Januar 10, 2008 0

Nachbarn

By Strohsilo in Aus dem Leben, Nachdenkliches

Wenn ich mir eine Wohnung nach den Nachbarn aussuchen könnte, würde ich kaum hier wohnen. Aber ich tue es. Und ich lebe damit. Vielleicht auch, weil mir diese Wohnung doch schon etwas ans Herz gewachsen ist und ich mir kaum noch grosse Sorgen um meine Nachbarn mache. Egoistisch?

Nun, in den fünf Jahren, in denen ich nun schon hier meine Heimat zähle, sind einige Parteien aus- und eingezogen. Und mit ihnen auch ihre Geschichten. Mal hatte ich bekiffte Nachbarn die mitten in der Nacht telefonieren wollten, weil der Bruder ausversehen das falsche Zigipäckchen mitgenommen hatte (da war wohl was anderes drin), mal streitete die italienische Mamma mit ihren Kindern in solch einer Lautstärke, dass ich fast jedes Wort hätte übersetzen können (ich kann kein italienisch). Dann gabs da noch die netten Nachbarn aus dem Osten, immer freundlich, quatschten gerne und interessierten sich auch für die Geschichten rund ums Leben. Und manchmal kam jemand klingeln, weil meine Musik zu laut war.
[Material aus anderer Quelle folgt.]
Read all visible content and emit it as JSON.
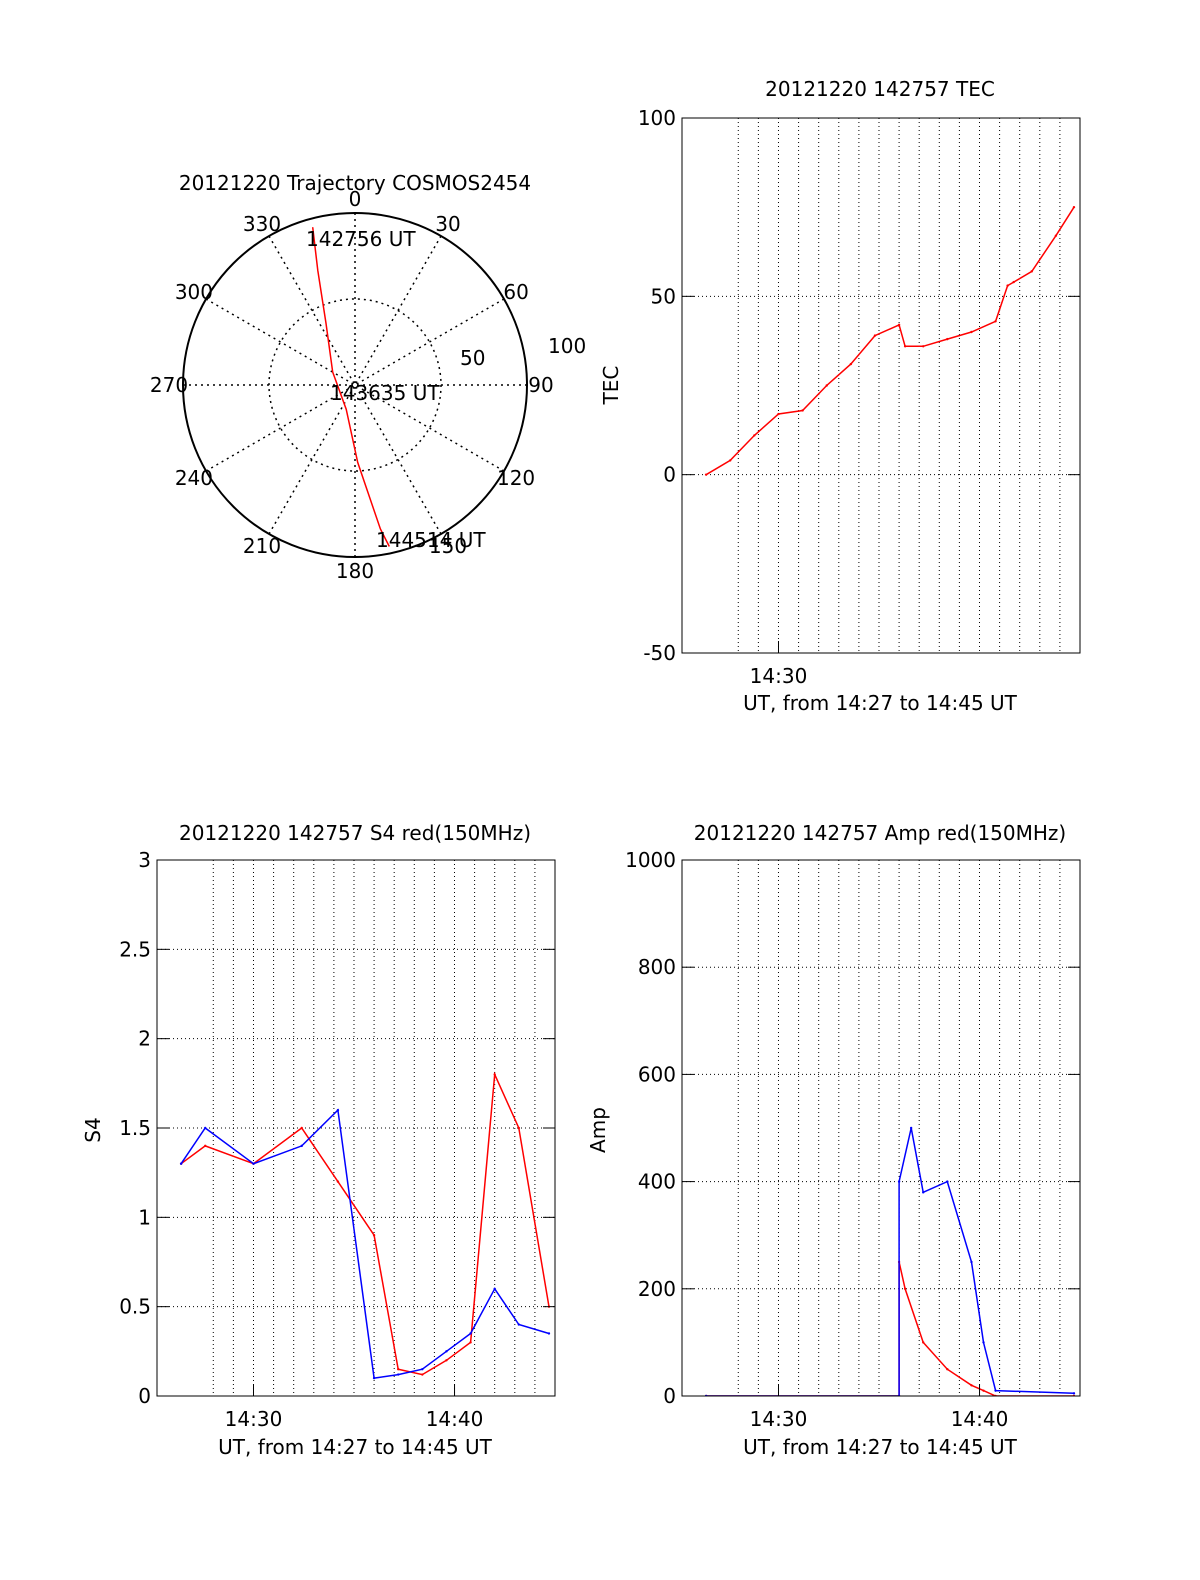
{
  "chart_data": [
    {
      "type": "polar",
      "title": "20121220 Trajectory COSMOS2454",
      "angle_labels": [
        "0",
        "30",
        "60",
        "90",
        "120",
        "150",
        "180",
        "210",
        "240",
        "270",
        "300",
        "330"
      ],
      "radius_labels": [
        "50",
        "100"
      ],
      "trajectory": {
        "color": "#ff0000",
        "points": [
          {
            "azimuth": 345,
            "zenith": 95
          },
          {
            "azimuth": 342,
            "zenith": 70
          },
          {
            "azimuth": 335,
            "zenith": 40
          },
          {
            "azimuth": 300,
            "zenith": 15
          },
          {
            "azimuth": 200,
            "zenith": 15
          },
          {
            "azimuth": 178,
            "zenith": 45
          },
          {
            "azimuth": 170,
            "zenith": 85
          },
          {
            "azimuth": 168,
            "zenith": 96
          }
        ],
        "annotations": [
          "142756 UT",
          "143635 UT",
          "144514 UT"
        ]
      }
    },
    {
      "type": "line",
      "title": "20121220 142757 TEC",
      "xlabel": "UT, from 14:27 to 14:45 UT",
      "ylabel": "TEC",
      "xlim": [
        14.42,
        14.75
      ],
      "ylim": [
        -50,
        100
      ],
      "yticks": [
        "100",
        "50",
        "0",
        "-50"
      ],
      "xticks": [
        "14:30"
      ],
      "grid": true,
      "series": [
        {
          "color": "#ff0000",
          "x": [
            14.44,
            14.46,
            14.48,
            14.5,
            14.52,
            14.54,
            14.56,
            14.58,
            14.6,
            14.605,
            14.62,
            14.64,
            14.66,
            14.68,
            14.69,
            14.695,
            14.71,
            14.73,
            14.745
          ],
          "y": [
            0,
            4,
            11,
            17,
            18,
            25,
            31,
            39,
            42,
            36,
            36,
            38,
            40,
            43,
            53,
            54,
            57,
            67,
            75
          ]
        }
      ]
    },
    {
      "type": "line",
      "title": "20121220 142757 S4 red(150MHz)",
      "xlabel": "UT, from 14:27 to 14:45 UT",
      "ylabel": "S4",
      "xlim": [
        14.42,
        14.75
      ],
      "ylim": [
        0,
        3
      ],
      "yticks": [
        "3",
        "2.5",
        "2",
        "1.5",
        "1",
        "0.5",
        "0"
      ],
      "xticks": [
        "14:30",
        "14:40"
      ],
      "grid": true,
      "series": [
        {
          "color": "#ff0000",
          "x": [
            14.44,
            14.46,
            14.5,
            14.54,
            14.57,
            14.6,
            14.62,
            14.64,
            14.66,
            14.68,
            14.7,
            14.72,
            14.745
          ],
          "y": [
            1.3,
            1.4,
            1.3,
            1.5,
            1.2,
            0.9,
            0.15,
            0.12,
            0.2,
            0.3,
            1.8,
            1.5,
            0.5
          ]
        },
        {
          "color": "#0000ff",
          "x": [
            14.44,
            14.46,
            14.5,
            14.54,
            14.57,
            14.6,
            14.62,
            14.64,
            14.66,
            14.68,
            14.7,
            14.72,
            14.745
          ],
          "y": [
            1.3,
            1.5,
            1.3,
            1.4,
            1.6,
            0.1,
            0.12,
            0.15,
            0.25,
            0.35,
            0.6,
            0.4,
            0.35
          ]
        }
      ]
    },
    {
      "type": "line",
      "title": "20121220 142757 Amp red(150MHz)",
      "xlabel": "UT, from 14:27 to 14:45 UT",
      "ylabel": "Amp",
      "xlim": [
        14.42,
        14.75
      ],
      "ylim": [
        0,
        1000
      ],
      "yticks": [
        "1000",
        "800",
        "600",
        "400",
        "200",
        "0"
      ],
      "xticks": [
        "14:30",
        "14:40"
      ],
      "grid": true,
      "series": [
        {
          "color": "#ff0000",
          "x": [
            14.44,
            14.6,
            14.6,
            14.605,
            14.62,
            14.64,
            14.66,
            14.67,
            14.68,
            14.745
          ],
          "y": [
            0,
            0,
            250,
            200,
            100,
            50,
            20,
            10,
            0,
            0
          ]
        },
        {
          "color": "#0000ff",
          "x": [
            14.44,
            14.6,
            14.6,
            14.61,
            14.62,
            14.64,
            14.66,
            14.67,
            14.68,
            14.745
          ],
          "y": [
            0,
            0,
            400,
            500,
            380,
            400,
            250,
            100,
            10,
            5
          ]
        }
      ]
    }
  ]
}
Das war gestern. Was ist geblieben davon? Die Italienerin, die mittlerweile auch ein Lächeln mürrisch quittiert, noch immer mit ihren bald erwachsenen Kindern streitet als ob die Welt untergehen würde, ihr Sohn, der vor Freundlichkeit sprüht, mir die Türe am liebsten vor der Nase zu macht und die Familie aus dem fernen Osten, welche mit ihren vier Kindern auf der selben Fläche lebt wie ich, und sonst?

All die neueren Hausbewohner lerne ich irgendwie erst mit der Zeit kennen. Teils unter kuriosen Umständen. Die verschreckte Dame über mir habe ich zum ersten Mal gesehen, als sie bei der Hauswartin reklamieren ging, ich hätte die Waschmaschine an ihrem Tag benutzt. Die war vielleicht hässig und geladen! Mittlerweile schreibt sie mir schon Zettelchen um sich zu entschuldigen, wenn sie an meinem Waschtag wäscht. Aber grüssen kann sie noch immer nicht. Hab ich der was angetan?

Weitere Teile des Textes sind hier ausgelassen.